The appeal of mutual funds is threefold:
- A mutual fund allows you to spread the inherent risk of stock investing by diversifying among a bunch of stocks instead of investing in just a few.
- Mutual funds have professionals who do the buying and selling.
- Mutual funds keep track of a lot of the paperwork for you.
The stock mutual fund that I personally use in my retirement account is one of the lowest-cost, and most popular, funds in the world: Vanguard 500 Index Fund. Here’s the way Vanguard describes it:
The fund offers exposure to 500 of the largest U.S. companies, which span many different industries and account for about three-fourths of the U.S. stock market’s value.
Doesn’t that sound like it fits the bill nicely? Funds like this are a simple way to own a slice of the American economy. And the cost? On this fund, it’s less than 0.2 percent per year, which is way less than most funds charge. The minimum investment is $3,000.
This isn’t a commercial for Vanguard funds, just some insight into how I happened to make the choice. But it’s not the only option. Growing in popularity, and equally good, is the exchange traded fund, or ETF. This type of investment is similar to traditional mutual funds, but it trades on exchanges, just as stocks do.
Mistake No. 4: Trying to time the market
Yes, we’d all love to buy at the bottom and sell at the top. But none of us are smart enough to do it consistently.

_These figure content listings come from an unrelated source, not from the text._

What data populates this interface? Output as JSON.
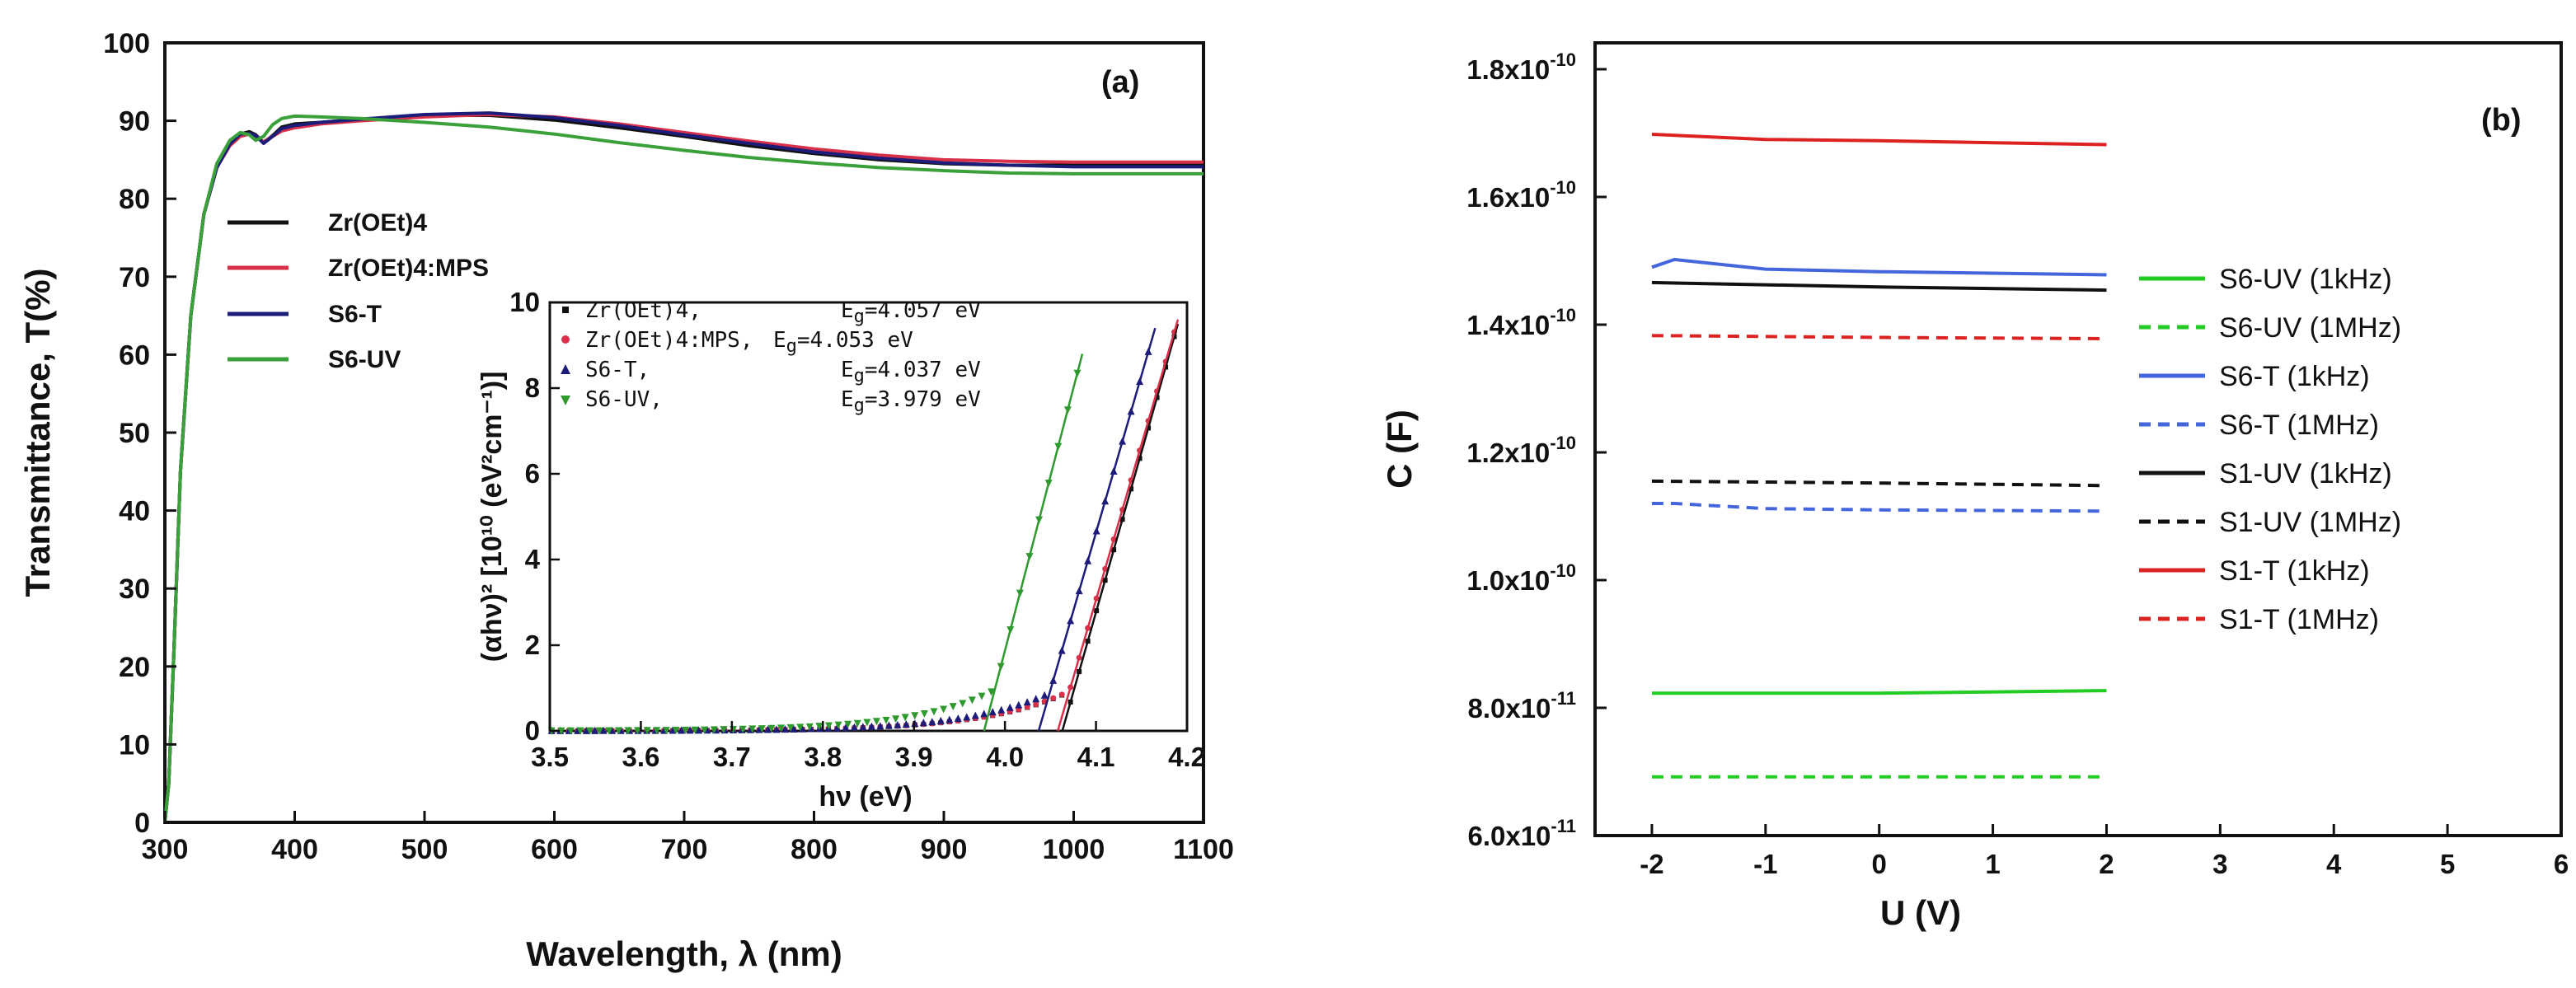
{
  "chart_data": [
    {
      "panel": "a",
      "type": "line",
      "panel_label": "(a)",
      "xlabel": "Wavelength, λ (nm)",
      "ylabel": "Transmittance, T(%)",
      "xlim": [
        300,
        1100
      ],
      "ylim": [
        0,
        100
      ],
      "xticks": [
        "300",
        "400",
        "500",
        "600",
        "700",
        "800",
        "900",
        "1000",
        "1100"
      ],
      "yticks": [
        "0",
        "10",
        "20",
        "30",
        "40",
        "50",
        "60",
        "70",
        "80",
        "90",
        "100"
      ],
      "legend_position": "top-left",
      "series": [
        {
          "name": "Zr(OEt)4",
          "color": "#111111",
          "x": [
            300,
            303,
            307,
            312,
            320,
            330,
            340,
            350,
            358,
            365,
            370,
            376,
            383,
            390,
            400,
            420,
            450,
            500,
            550,
            600,
            650,
            700,
            750,
            800,
            850,
            900,
            950,
            1000,
            1050,
            1100
          ],
          "y": [
            0,
            5,
            22,
            45,
            65,
            78,
            84,
            87,
            88.3,
            88.6,
            88.2,
            87.2,
            88.1,
            89.2,
            89.6,
            89.8,
            90.2,
            90.7,
            90.7,
            90.1,
            89.1,
            88,
            86.8,
            85.8,
            85,
            84.5,
            84.3,
            84.3,
            84.3,
            84.3
          ]
        },
        {
          "name": "Zr(OEt)4:MPS",
          "color": "#d9304a",
          "x": [
            300,
            303,
            307,
            312,
            320,
            330,
            340,
            350,
            358,
            365,
            370,
            376,
            383,
            390,
            400,
            420,
            450,
            500,
            550,
            600,
            650,
            700,
            750,
            800,
            850,
            900,
            950,
            1000,
            1050,
            1100
          ],
          "y": [
            0,
            5,
            22,
            45,
            65,
            78,
            84,
            86.8,
            88,
            88.3,
            88,
            87.3,
            88,
            88.7,
            89.1,
            89.6,
            90,
            90.5,
            90.8,
            90.5,
            89.6,
            88.5,
            87.4,
            86.4,
            85.6,
            85,
            84.8,
            84.7,
            84.7,
            84.7
          ]
        },
        {
          "name": "S6-T",
          "color": "#1c1c7a",
          "x": [
            300,
            303,
            307,
            312,
            320,
            330,
            340,
            350,
            358,
            365,
            370,
            376,
            383,
            390,
            400,
            420,
            450,
            500,
            550,
            600,
            650,
            700,
            750,
            800,
            850,
            900,
            950,
            1000,
            1050,
            1100
          ],
          "y": [
            0,
            5,
            22,
            45,
            65,
            78,
            84,
            87,
            88.3,
            88.4,
            88.1,
            87.1,
            88,
            89,
            89.4,
            89.8,
            90.2,
            90.8,
            91,
            90.4,
            89.4,
            88.2,
            87.1,
            86,
            85.2,
            84.6,
            84.3,
            84.1,
            84.1,
            84.1
          ]
        },
        {
          "name": "S6-UV",
          "color": "#3aa03a",
          "x": [
            300,
            303,
            307,
            312,
            320,
            330,
            340,
            350,
            358,
            365,
            370,
            376,
            383,
            390,
            400,
            420,
            450,
            500,
            550,
            600,
            650,
            700,
            750,
            800,
            850,
            900,
            950,
            1000,
            1050,
            1100
          ],
          "y": [
            0,
            5,
            22,
            45,
            65,
            78,
            84.5,
            87.5,
            88.5,
            88.2,
            87.5,
            88,
            89.5,
            90.3,
            90.6,
            90.5,
            90.3,
            89.8,
            89.2,
            88.3,
            87.2,
            86.2,
            85.3,
            84.6,
            84,
            83.6,
            83.3,
            83.2,
            83.2,
            83.2
          ]
        }
      ],
      "inset": {
        "type": "scatter",
        "xlabel": "hν (eV)",
        "ylabel": "(αhν)² [10¹⁰ (eV²cm⁻¹)]",
        "xlim": [
          3.5,
          4.2
        ],
        "ylim": [
          0,
          10
        ],
        "xticks": [
          "3.5",
          "3.6",
          "3.7",
          "3.8",
          "3.9",
          "4.0",
          "4.1",
          "4.2"
        ],
        "yticks": [
          "0",
          "2",
          "4",
          "6",
          "8",
          "10"
        ],
        "series": [
          {
            "name": "Zr(OEt)4,",
            "marker": "square",
            "color": "#111111",
            "eg_label": "E",
            "eg_sub": "g",
            "eg_value": "=4.057 eV",
            "fit_x": [
              4.063,
              4.19
            ],
            "fit_y": [
              0,
              9.5
            ]
          },
          {
            "name": "Zr(OEt)4:MPS,",
            "marker": "circle",
            "color": "#d9304a",
            "eg_label": "E",
            "eg_sub": "g",
            "eg_value": "=4.053 eV",
            "fit_x": [
              4.058,
              4.19
            ],
            "fit_y": [
              0,
              9.6
            ]
          },
          {
            "name": "S6-T,",
            "marker": "triangle-up",
            "color": "#1c1c7a",
            "eg_label": "E",
            "eg_sub": "g",
            "eg_value": "=4.037 eV",
            "fit_x": [
              4.037,
              4.165
            ],
            "fit_y": [
              0,
              9.4
            ]
          },
          {
            "name": "S6-UV,",
            "marker": "triangle-down",
            "color": "#2e9a2e",
            "eg_label": "E",
            "eg_sub": "g",
            "eg_value": "=3.979 eV",
            "fit_x": [
              3.977,
              4.085
            ],
            "fit_y": [
              0,
              8.8
            ]
          }
        ]
      }
    },
    {
      "panel": "b",
      "type": "line",
      "panel_label": "(b)",
      "xlabel": "U (V)",
      "ylabel": "C (F)",
      "xlim": [
        -2.5,
        6
      ],
      "ylim": [
        6e-11,
        1.8e-10
      ],
      "xticks": [
        "-2",
        "-1",
        "0",
        "1",
        "2",
        "3",
        "4",
        "5",
        "6"
      ],
      "yticks": [
        {
          "mant": "6.0x10",
          "exp": "-11"
        },
        {
          "mant": "8.0x10",
          "exp": "-11"
        },
        {
          "mant": "1.0x10",
          "exp": "-10"
        },
        {
          "mant": "1.2x10",
          "exp": "-10"
        },
        {
          "mant": "1.4x10",
          "exp": "-10"
        },
        {
          "mant": "1.6x10",
          "exp": "-10"
        },
        {
          "mant": "1.8x10",
          "exp": "-10"
        }
      ],
      "legend_position": "right",
      "series": [
        {
          "name": "S6-UV (1kHz)",
          "color": "#22cc22",
          "dash": false,
          "x": [
            -2,
            0,
            2
          ],
          "y": [
            8.23e-11,
            8.23e-11,
            8.27e-11
          ]
        },
        {
          "name": "S6-UV (1MHz)",
          "color": "#22cc22",
          "dash": true,
          "x": [
            -2,
            0,
            2
          ],
          "y": [
            6.92e-11,
            6.92e-11,
            6.92e-11
          ]
        },
        {
          "name": "S6-T (1kHz)",
          "color": "#4466dd",
          "dash": false,
          "x": [
            -2,
            -1.8,
            -1,
            0,
            2
          ],
          "y": [
            1.49e-10,
            1.502e-10,
            1.487e-10,
            1.483e-10,
            1.478e-10
          ]
        },
        {
          "name": "S6-T (1MHz)",
          "color": "#4466dd",
          "dash": true,
          "x": [
            -2,
            -1.8,
            -1,
            0,
            2
          ],
          "y": [
            1.12e-10,
            1.12e-10,
            1.112e-10,
            1.11e-10,
            1.108e-10
          ]
        },
        {
          "name": "S1-UV (1kHz)",
          "color": "#111111",
          "dash": false,
          "x": [
            -2,
            0,
            2
          ],
          "y": [
            1.466e-10,
            1.459e-10,
            1.454e-10
          ]
        },
        {
          "name": "S1-UV (1MHz)",
          "color": "#111111",
          "dash": true,
          "x": [
            -2,
            0,
            2
          ],
          "y": [
            1.155e-10,
            1.152e-10,
            1.148e-10
          ]
        },
        {
          "name": "S1-T (1kHz)",
          "color": "#dd2222",
          "dash": false,
          "x": [
            -2,
            -1,
            0,
            2
          ],
          "y": [
            1.698e-10,
            1.69e-10,
            1.688e-10,
            1.682e-10
          ]
        },
        {
          "name": "S1-T (1MHz)",
          "color": "#dd2222",
          "dash": true,
          "x": [
            -2,
            0,
            2
          ],
          "y": [
            1.383e-10,
            1.38e-10,
            1.378e-10
          ]
        }
      ]
    }
  ]
}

Try to time the market, and you’ll likely find yourself on the sidelines when the market takes off and overinvested when it crashes. The best way to approach stock investing is also the simplest — dollar-cost averaging, also known as systematic investing. All you have to do is invest fixed amounts, like $100, at regular intervals, such as monthly.
This method works for a simple reason: It automatically leads you to buy more shares when they’re cheap and fewer when they’re not.